Do outro lado da praça é Incêndio,
e ninguém lembra dos que têm fome e sede 
de Justiça, parece Mesmo que o gilmar mendes
despauterou todo asteróide em Contrário:

êi vai passar na avenida 
o ditirambo das últimas árvores bêbadas 
sem as matinas da igreja da geremário,
inadianta anoitecer Rápido_________

dispois da fuga do rei
eles eunúcuros armaram tenda no eirado
e não existe maria da penha
que salve as concubinas agora à mercê 
do general filismino parido pelo zepelin
e MAIS:

faltam galopes de pianos nos prados
e os jardins desvoam sem comando 
pelos oito mil quilômetros de costa,

não vai ter crisma, nem meninas com laço
de fita, nem flor no olho,
isso porque no planalto 
a pasta rosa é toda um CU sem umbigo_________

o que ele canavial e mais as Vergas do mar
nunca jamais saberão é que nos duros da gema 
este país anda gigante e correndo 
prêles gramachos da História.

sexta-feira, 14 de abril de 2017

Um conto sobre trigais e cores vestidas de Ontem(Fandango à mó de 'celências. Para Luciana Moraes)

Daqui de dentro o sol 
é pouco e não vigem mais das paredes
anjos-fêmeas a apontar seus braços em cento e nove direções possíveis_______

e eu não perderia as cores principais
e nem dos trigais a estrada deixaria de bacorejar uns cóses de Última Saída:
viver seriam caninderés de quadros 
que meus meninos pintaram pra bendizer o avô - se OUTRO tivesse sido o pai mostrado por ele ao desbastar a
grã-caverna das Solitudes_________

daqui de dentro os sóis não mais Brincácia de orabelés, agora vejo apenas 
as nuvens dum protopróximo Inverno
que os tordos trazem nos ombros
e no vozerio de pós-infâncias e cristais de cirandas, agora cores espalharadas
no chão da casa das paredes sem Roupa.

Desdouro(Sem torniquetes. À memória de Mário de Sá-Carneiro. Para Melissa Cathaldo)

"Aquele que não tem como chorar com alguém é MALDITO"(grafito num muro qualquer de Jacarepaguá)

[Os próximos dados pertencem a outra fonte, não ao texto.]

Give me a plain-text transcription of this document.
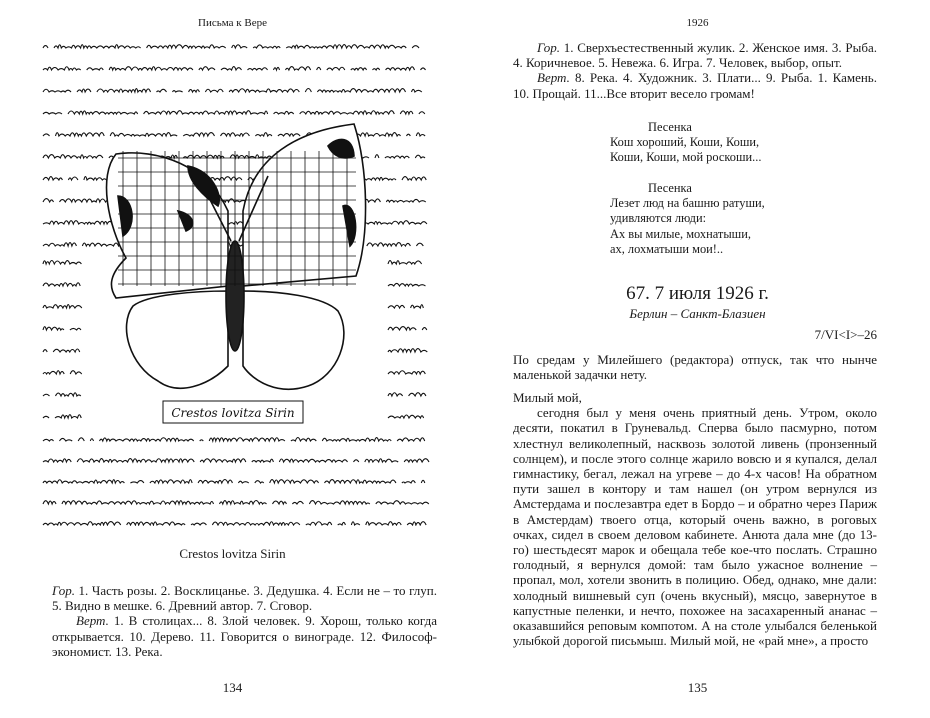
Письма к Вере
Crestos lovitza Sirin
Crestos lovitza Sirin
Гор. 1. Часть розы. 2. Восклицанье. 3. Дедушка. 4. Если не – то глуп. 5. Видно в мешке. 6. Древний автор. 7. Сговор.
Верт. 1. В столицах... 8. Злой человек. 9. Хорош, только когда открывается. 10. Дерево. 11. Говорится о винограде. 12. Философ-экономист. 13. Река.
134
1926
Гор. 1. Сверхъестественный жулик. 2. Женское имя. 3. Рыба. 4. Коричневое. 5. Невежа. 6. Игра. 7. Человек, выбор, опыт.
Верт. 8. Река. 4. Художник. 3. Плати... 9. Рыба. 1. Камень. 10. Прощай. 11...Все вторит весело громам!
Песенка
Кош хороший, Коши, Коши,
Коши, Коши, мой роскоши...
Песенка
Лезет люд на башню ратуши,
удивляются люди:
Ах вы милые, мохнатыши,
ах, лохматыши мои!..
67. 7 июля 1926 г.
Берлин – Санкт-Блазиен
7/VI<I>–26
По средам у Милейшего (редактора) отпуск, так что нынче маленькой задачки нету.
Милый мой,
сегодня был у меня очень приятный день. Утром, около десяти, покатил в Груневальд. Сперва было пасмурно, потом хлестнул великолепный, насквозь золотой ливень (пронзенный солнцем), и после этого солнце жарило вовсю и я купался, делал гимнастику, бегал, лежал на угреве – до 4-х часов! На обратном пути зашел в контору и там нашел (он утром вернулся из Амстердама и послезавтра едет в Бордо – и обратно через Париж в Амстердам) твоего отца, который очень важно, в роговых очках, сидел в своем деловом кабинете. Анюта дала мне (до 13-го) шестьдесят марок и обещала тебе кое-что послать. Страшно голодный, я вернулся домой: там было ужасное волнение – пропал, мол, хотели звонить в полицию. Обед, однако, мне дали: холодный вишневый суп (очень вкусный), мясцо, завернутое в капустные пеленки, и нечто, похожее на засахаренный ананас – оказавшийся реповым компотом. А на столе улыбался беленькой улыбкой дорогой письмыш. Милый мой, не «рай мне», а просто
135
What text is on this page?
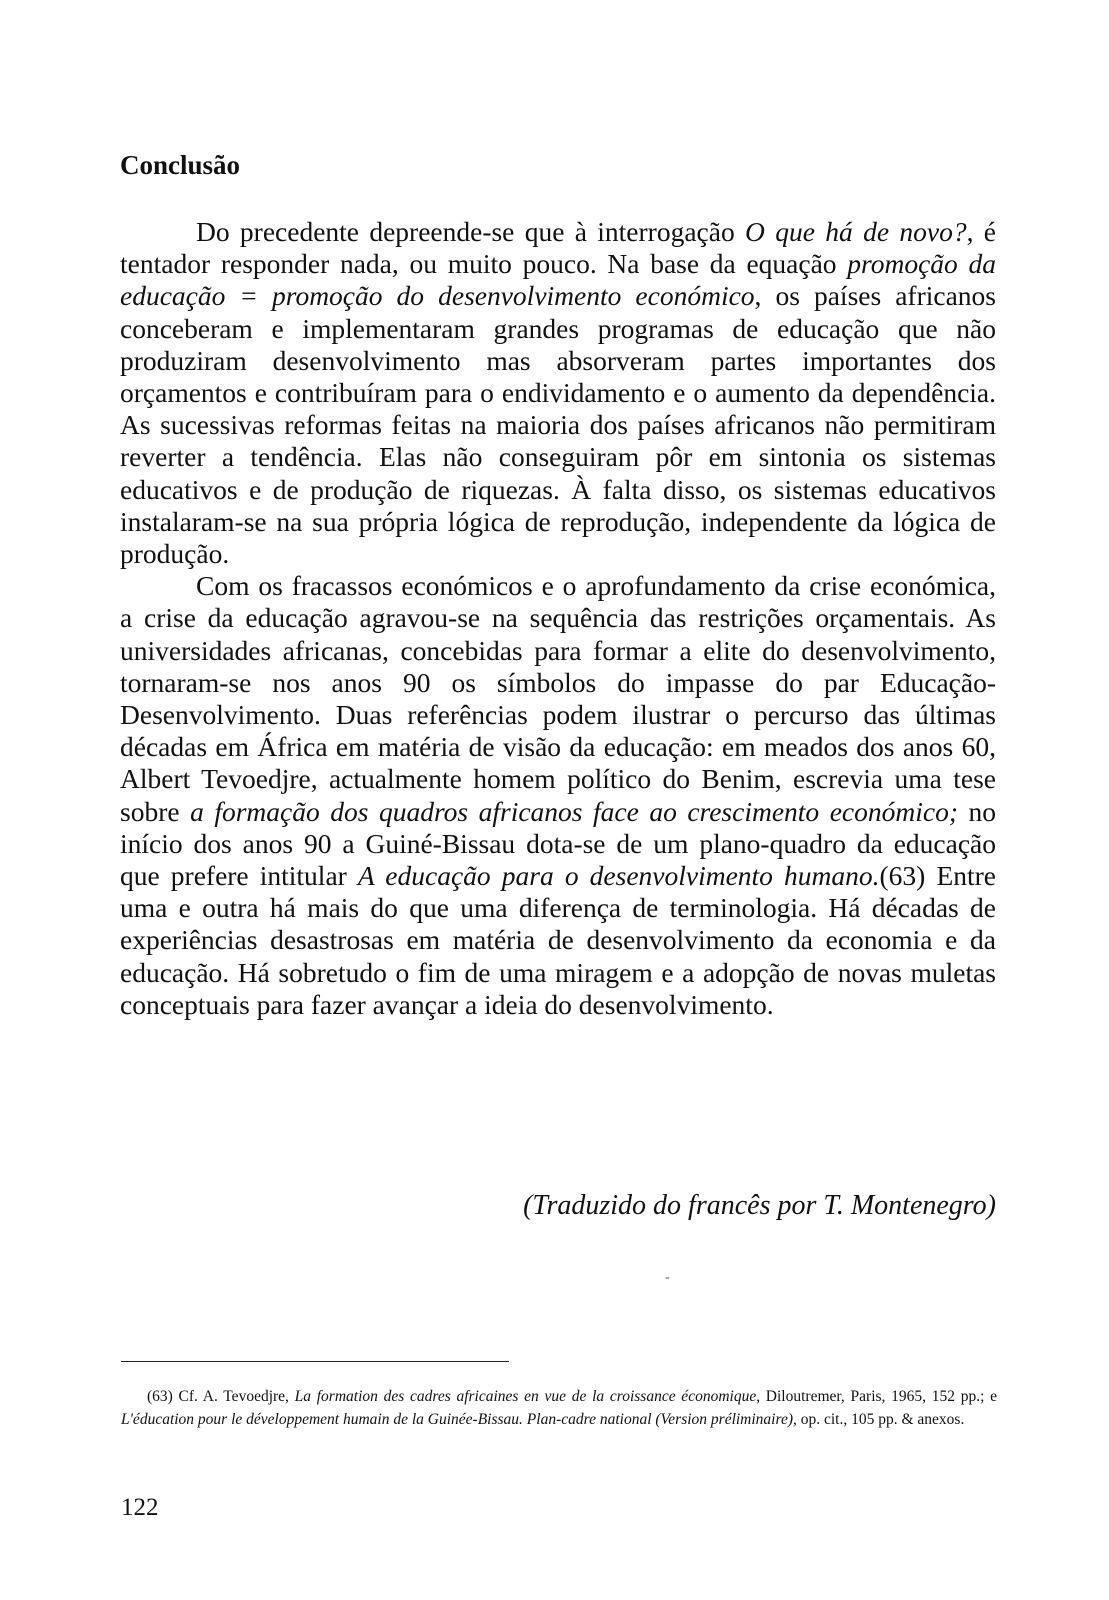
Conclusão

Do precedente depreende-se que à interrogação O que há de novo?, é tentador responder nada, ou muito pouco. Na base da equação promoção da educação = promoção do desenvolvimento económico, os países africanos conceberam e implementaram grandes programas de educação que não produziram desenvolvimento mas absorveram partes importantes dos orçamentos e contribuíram para o endividamento e o aumento da dependência. As sucessivas reformas feitas na maioria dos países africanos não permitiram reverter a tendência. Elas não conseguiram pôr em sintonia os sistemas educativos e de produção de riquezas. À falta disso, os sistemas educativos instalaram-se na sua própria lógica de reprodução, independente da lógica de produção.

Com os fracassos económicos e o aprofundamento da crise económica, a crise da educação agravou-se na sequência das restrições orçamentais. As universidades africanas, concebidas para formar a elite do desenvolvimento, tornaram-se nos anos 90 os símbolos do impasse do par Educação-Desenvolvimento. Duas referências podem ilustrar o percurso das últimas décadas em África em matéria de visão da educação: em meados dos anos 60, Albert Tevoedjre, actualmente homem político do Benim, escrevia uma tese sobre a formação dos quadros africanos face ao crescimento económico; no início dos anos 90 a Guiné-Bissau dota-se de um plano-quadro da educação que prefere intitular A educação para o desenvolvimento humano.(63) Entre uma e outra há mais do que uma diferença de terminologia. Há décadas de experiências desastrosas em matéria de desenvolvimento da economia e da educação. Há sobretudo o fim de uma miragem e a adopção de novas muletas conceptuais para fazer avançar a ideia do desenvolvimento.

(Traduzido do francês por T. Montenegro)
-
(63) Cf. A. Tevoedjre, La formation des cadres africaines en vue de la croissance économique, Diloutremer, Paris, 1965, 152 pp.; e L'éducation pour le développement humain de la Guinée-Bissau. Plan-cadre national (Version préliminaire), op. cit., 105 pp. & anexos.
122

Às margens dos rios de babilônia
desvisto o que não é delírio, nem fruto 
do último x-tudo comido às quatro da manhã 
no podrão da Lapa_________

chuva Mara naquele ita(número Trézimo).
Rios têm cinquenta mil dentes 
de por inveja no fio das lâminas que Madame Satã
guardava preles mal-concertados.

O cântaro virou cascalho e mesmo ela fonte
é manchetê d'anteontem. Sem carnegão,
sem móres
convalescenças.

"Às margens dos rios de babilônia" Inexiste
aeroporto em frente.
Não há família se despedindo. Não há Paris - nem no ano 2000 nem NUNCA - muuuito ao contrário, reverso
de um revirado à solta aos galopes,
paredes Nuas__________

'stão todos(família) nos amarélios do pulcro álburum,
unissonamente a me chamar pra mode
tomar assento.

Rabisco de Oganindés(Dedicado ao Túlio Cecí Villaça)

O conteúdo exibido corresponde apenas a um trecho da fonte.